Using proven techniques developed by Scientology Founder L. Ron Hubbard, to handle addiction and then a series of life skills courses to reacquaint one with a world once walled off from the user due to drugs, the expanding Narconon network delivered over 1.2 million effective hours in the fight against substance abuse—opening new centers to accommodate the demand.
In Italy, for example, the Italian Department of Labor recognized Narconon as a social organization benefiting that country.
Illiteracy, spurred on by the pandemic, found its solution in the Study Technology developed by Hubbard. In the Netherlands, an Applied Scholastics tutoring facility utilizing that technology improved the test scores of students one-by-one to the point that the one center soon became many, and is now in the top 1 percent of Dutch tutoring facilities, recognized as providing a model for effective study.

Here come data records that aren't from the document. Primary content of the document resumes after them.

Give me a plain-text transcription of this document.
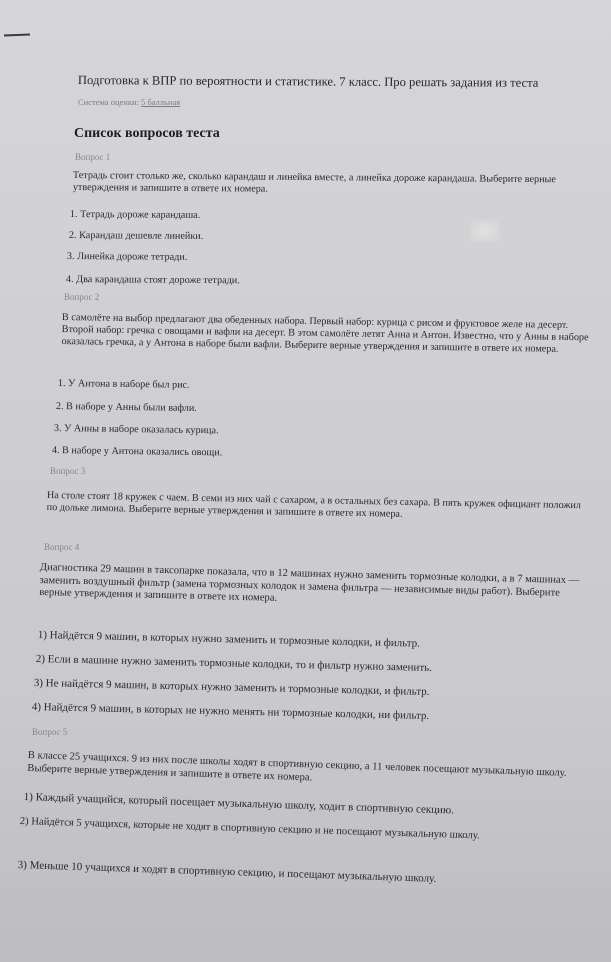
Подготовка к ВПР по вероятности и статистике. 7 класс. Про решать задания из теста
Система оценки: 5 балльная
Список вопросов теста
Вопрос 1
Тетрадь стоит столько же, сколько карандаш и линейка вместе, а линейка дороже карандаша. Выберите верные утверждения и запишите в ответе их номера.
1. Тетрадь дороже карандаша.
2. Карандаш дешевле линейки.
3. Линейка дороже тетради.
4. Два карандаша стоят дороже тетради.
Вопрос 2
В самолёте на выбор предлагают два обеденных набора. Первый набор: курица с рисом и фруктовое желе на десерт. Второй набор: гречка с овощами и вафли на десерт. В этом самолёте летят Анна и Антон. Известно, что у Анны в наборе оказалась гречка, а у Антона в наборе были вафли. Выберите верные утверждения и запишите в ответе их номера.
1. У Антона в наборе был рис.
2. В наборе у Анны были вафли.
3. У Анны в наборе оказалась курица.
4. В наборе у Антона оказались овощи.
Вопрос 3
На столе стоят 18 кружек с чаем. В семи из них чай с сахаром, а в остальных без сахара. В пять кружек официант положил по дольке лимона. Выберите верные утверждения и запишите в ответе их номера.
Вопрос 4
Диагностика 29 машин в таксопарке показала, что в 12 машинах нужно заменить тормозные колодки, а в 7 машинах — заменить воздушный фильтр (замена тормозных колодок и замена фильтра — независимые виды работ). Выберите верные утверждения и запишите в ответе их номера.
1) Найдётся 9 машин, в которых нужно заменить и тормозные колодки, и фильтр.
2) Если в машине нужно заменить тормозные колодки, то и фильтр нужно заменить.
3) Не найдётся 9 машин, в которых нужно заменить и тормозные колодки, и фильтр.
4) Найдётся 9 машин, в которых не нужно менять ни тормозные колодки, ни фильтр.
Вопрос 5
В классе 25 учащихся. 9 из них после школы ходят в спортивную секцию, а 11 человек посещают музыкальную школу. Выберите верные утверждения и запишите в ответе их номера.
1) Каждый учащийся, который посещает музыкальную школу, ходит в спортивную секцию.
2) Найдётся 5 учащихся, которые не ходят в спортивную секцию и не посещают музыкальную школу.
3) Меньше 10 учащихся и ходят в спортивную секцию, и посещают музыкальную школу.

Since 2020, Applied Scholastics worldwide empowered 64 million students with Hubbard’s technology of study, and was recognized by a U.S. senator as providing a path for quality education for America’s students.

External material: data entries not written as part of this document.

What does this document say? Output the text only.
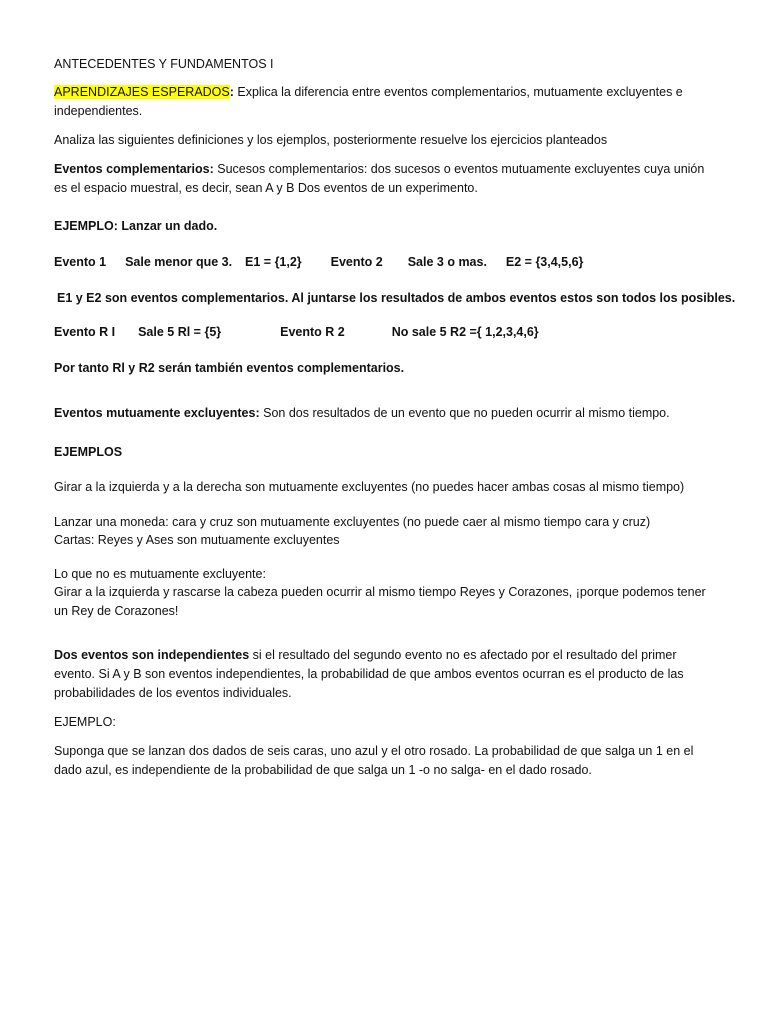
ANTECEDENTES Y FUNDAMENTOS I
APRENDIZAJES ESPERADOS: Explica la diferencia entre eventos complementarios, mutuamente excluyentes e independientes.
Analiza las siguientes definiciones y los ejemplos, posteriormente resuelve los ejercicios planteados
Eventos complementarios: Sucesos complementarios: dos sucesos o eventos mutuamente excluyentes cuya unión es el espacio muestral, es decir, sean A y B Dos eventos de un experimento.
EJEMPLO: Lanzar un dado.
Evento 1 Sale menor que 3. E1 = {1,2} Evento 2 Sale 3 o mas. E2 = {3,4,5,6}
E1 y E2 son eventos complementarios. Al juntarse los resultados de ambos eventos estos son todos los posibles.
Evento R I Sale 5 Rl = {5}	Evento R 2	No sale 5 R2 ={ 1,2,3,4,6}
Por tanto Rl y R2 serán también eventos complementarios.
Eventos mutuamente excluyentes: Son dos resultados de un evento que no pueden ocurrir al mismo tiempo.
EJEMPLOS
Girar a la izquierda y a la derecha son mutuamente excluyentes (no puedes hacer ambas cosas al mismo tiempo)
Lanzar una moneda: cara y cruz son mutuamente excluyentes (no puede caer al mismo tiempo cara y cruz)
Cartas: Reyes y Ases son mutuamente excluyentes
Lo que no es mutuamente excluyente:
Girar a la izquierda y rascarse la cabeza pueden ocurrir al mismo tiempo Reyes y Corazones, ¡porque podemos tener un Rey de Corazones!
Dos eventos son independientes si el resultado del segundo evento no es afectado por el resultado del primer evento. Si A y B son eventos independientes, la probabilidad de que ambos eventos ocurran es el producto de las probabilidades de los eventos individuales.
EJEMPLO:
Suponga que se lanzan dos dados de seis caras, uno azul y el otro rosado. La probabilidad de que salga un 1 en el dado azul, es independiente de la probabilidad de que salga un 1 -o no salga- en el dado rosado.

Mr. Miscavige continued, recounting the achievements of the church and its people. The Way To Happiness—a booklet containing a moral code based on common sense—distributed to 100 percent of Portland, Oregon’s downtown population—a community which had been torn by over 100 days of riots—saw peace restored the day the booklets arrived, and crime plunging below pre-pandemic levels. All told, during and since the pandemic, 140 million Way To Happiness booklets, in every language, have been distributed worldwide. Scientology’s leader also called to the stage some 200 church members to be honored for their individual contributions to peace and awareness in the world. He spoke of Scientology expansion—of new central organizations opening in Austin, Paris, Chicago, Mexico City; of the expanding viewership—20 million new sets of eyes—watching Scientology TV; of nearly 600 new Scientology groups; of missions in 114 nations—and, in short, as he put it, “We have so many doors and they are opening everywhere on Earth.”